The server process can continue processing command requests during the child process AOF rewrite
The child process has a copy of the data of the server process, using the child process instead of the thread, avoiding the use of locks to ensure data security

Use the child process, however, there is a problem to be solved, because the child process in AOF rewriting, the server process also need to continue to process the command requests, and new command may modify the existing state of the database and making the current database server status and rewritten AOF files do not match the saved database state.

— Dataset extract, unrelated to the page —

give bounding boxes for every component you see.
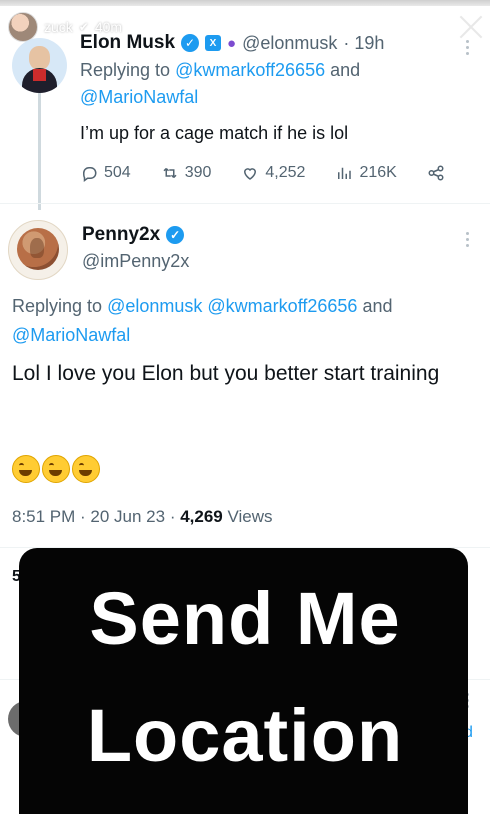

To solve this data inconsistency problem, the Redis server sets up an AOF rewrite buffer, which is used after the server creates the child process. When the Redis server executes a write command, it sends the write command to both the AOF buffer and the AOF rewrite buffer

This means that the server process needs to do the following three things during AOF rewrite by the child process:

(1) Run the command sent by the client

(2) Append the executed write command to the AOF buffer

(3) Append the executed write command to the AOF rewrite buffer.

This ensures that:

The contents of the AOF buffer are periodically written and synchronized toAOFFile on existingAOFThe processing of documents will proceed as usual
All write commands executed by the server from the time the child process is created are loggedAOFRewrite buffer

When the child process completes the AOF rewrite, it sends a signal to the parent process. Upon receiving the signal, the parent process calls a signal handler and performs the following tasks:

willAOFOverwrite everything in the buffer toAOFFile, now newAOFThe database state saved in the file will be the same as the current database state of the server
For the newAOFFiles are renamed atomically to overwrite existing onesAOFFile, complete both old and newAOFFile replacement

AOF file background rewrite process

This is how the BGREWRITEAOF command works.

RDB versus AOF

The advantage of RDB:

RDB files are compact, full backup, and suitable for backup and disaster recovery
When the RDB file is generated, Redis forks () a child process to handle all the save work, and the main process does not need to do any disk IO
RDB can recover large data sets faster than AOF

RDB disadvantage:

When snapshot persistence is implemented, a child process is enabled to take charge of snapshot persistence. The child process has the memory data of the parent process, and the child process does not react to the parent process’s memory modification. Therefore, the data modified during snapshot persistence is not saved and may lose data.

AOF advantage:

It can protect data from loss. Generally, AOF will execute fsync operation every 1s through a background thread, and the data will be lost at most 1s
AOF files do not have any disk addressing overhead, write performance is very high, and files are not prone to breakage
Even if the AOF file is too large, the background rewrite operation does not affect the client read and write
Commands for AOF files are recorded in a very readable manner, ideal for emergency recovery in the event of catastrophic deletions

AOF disadvantage:

AOF files are usually larger than RDB data snapshot files for the same data
When AOF is enabled, the supported write QPS are lower than those supported by RDB because AOF is typically configured to fsync once per second

summary

The command	RDB	AOF
Start the efficiency	Large data sets are efficient	Small data set efficiency is high
The file size	small	big
Recovery rate	fast	slow
Data security	Lost data	By strategy
Light and heavy	heavy	light

There are pros and cons to both methods of persistence, and a combination of them is usually used to implement persistence.